Studies of Low-Lying Levels of Erbium and Tungsten Isotopes with (d,p) Reactions

Abstract

Natural metal targets of erbium and tungsten and separated isotope targets of ${\mathrm{W}}^{182}$ and ${\mathrm{W}}^{183}$ were bombarded with an energy-analyzed 15-MeV deuteron beam and energy spectra of outgoing protons from the stripping reaction were taken using a precision magnetic analyzer and photographic plates. Ground-state rotational bands of even-even nuclei ${\mathrm{Er}}^{168}$ and ${\mathrm{W}}^{184}$ were observed in the highest energy region of the respective spectra. Relative intensities and angular distributions for different rotational levels agreed reasonably well with the predictions from the stripping reaction theory using the Nilsson eigenfunction for the captured neutron orbit.
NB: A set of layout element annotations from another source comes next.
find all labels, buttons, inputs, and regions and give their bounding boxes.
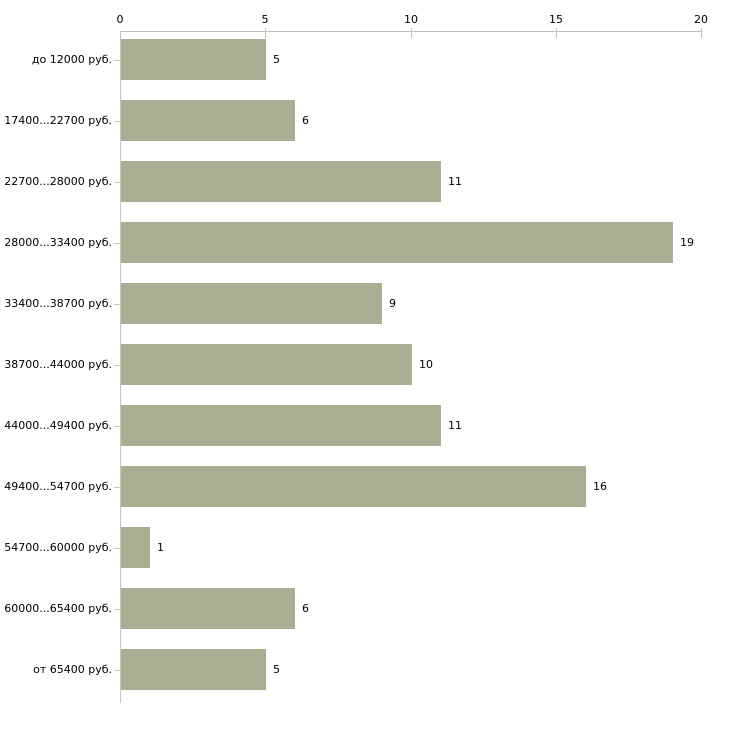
category-label: 17400...22700 руб. xyxy=(4,114,112,127)
category-label: 44000...49400 руб. xyxy=(4,419,112,432)
category-tick-mark xyxy=(114,121,120,122)
category-tick-mark xyxy=(114,548,120,549)
category-tick-mark xyxy=(114,243,120,244)
category-tick-mark xyxy=(114,670,120,671)
value-label: 6 xyxy=(302,114,309,127)
bar xyxy=(121,649,266,690)
value-label: 16 xyxy=(593,480,607,493)
x-tick-mark xyxy=(701,28,702,38)
bar xyxy=(121,39,266,80)
bar xyxy=(121,161,441,202)
value-label: 19 xyxy=(680,236,694,249)
x-tick-mark xyxy=(556,28,557,38)
category-tick-mark xyxy=(114,60,120,61)
bar xyxy=(121,100,295,141)
category-tick-mark xyxy=(114,304,120,305)
category-label: от 65400 руб. xyxy=(33,663,112,676)
value-label: 11 xyxy=(448,419,462,432)
x-tick-label: 5 xyxy=(261,13,269,26)
category-label: 33400...38700 руб. xyxy=(4,297,112,310)
value-label: 6 xyxy=(302,602,309,615)
x-tick-label: 15 xyxy=(549,13,563,26)
category-label: 60000...65400 руб. xyxy=(4,602,112,615)
x-tick-mark xyxy=(411,28,412,38)
category-label: 54700...60000 руб. xyxy=(4,541,112,554)
category-tick-mark xyxy=(114,487,120,488)
bar xyxy=(121,344,412,385)
x-tick-label: 0 xyxy=(116,13,124,26)
bar xyxy=(121,222,673,263)
bar xyxy=(121,588,295,629)
bar xyxy=(121,527,150,568)
category-tick-mark xyxy=(114,609,120,610)
x-tick-label: 20 xyxy=(694,13,708,26)
category-tick-mark xyxy=(114,426,120,427)
category-label: 28000...33400 руб. xyxy=(4,236,112,249)
bar xyxy=(121,283,382,324)
value-label: 11 xyxy=(448,175,462,188)
x-tick-mark xyxy=(265,28,266,38)
value-label: 5 xyxy=(273,53,280,66)
category-tick-mark xyxy=(114,365,120,366)
x-tick-label: 10 xyxy=(404,13,418,26)
value-label: 1 xyxy=(157,541,164,554)
value-label: 9 xyxy=(389,297,396,310)
category-label: 22700...28000 руб. xyxy=(4,175,112,188)
category-tick-mark xyxy=(114,182,120,183)
bar xyxy=(121,405,441,446)
y-axis-line xyxy=(120,31,121,703)
bar xyxy=(121,466,586,507)
value-label: 10 xyxy=(419,358,433,371)
category-label: 49400...54700 руб. xyxy=(4,480,112,493)
category-label: до 12000 руб. xyxy=(31,53,112,66)
category-label: 38700...44000 руб. xyxy=(4,358,112,371)
value-label: 5 xyxy=(273,663,280,676)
The next highest energy proton groups were assigned to the intrinsic two-quasi-particle or phonon excitation levels of the above even-even nuclei, on the basis of peak positions, yields, and angular distributions. Transition rates to the so-called $\gamma$-vibrational states were found quite high. Several prominent peaks with smaller $Q$ values were interpreted as due to those levels of the odd-$A$ isotopes which were associated with the Nilsson eigenstates involving low orbital angular momenta. The absolute cross sections for almost all transitions studied agreed with the predicted ones, using the distorted-wave Born approximation and the pairing interaction theory, within an accuracy of a factor of two or three.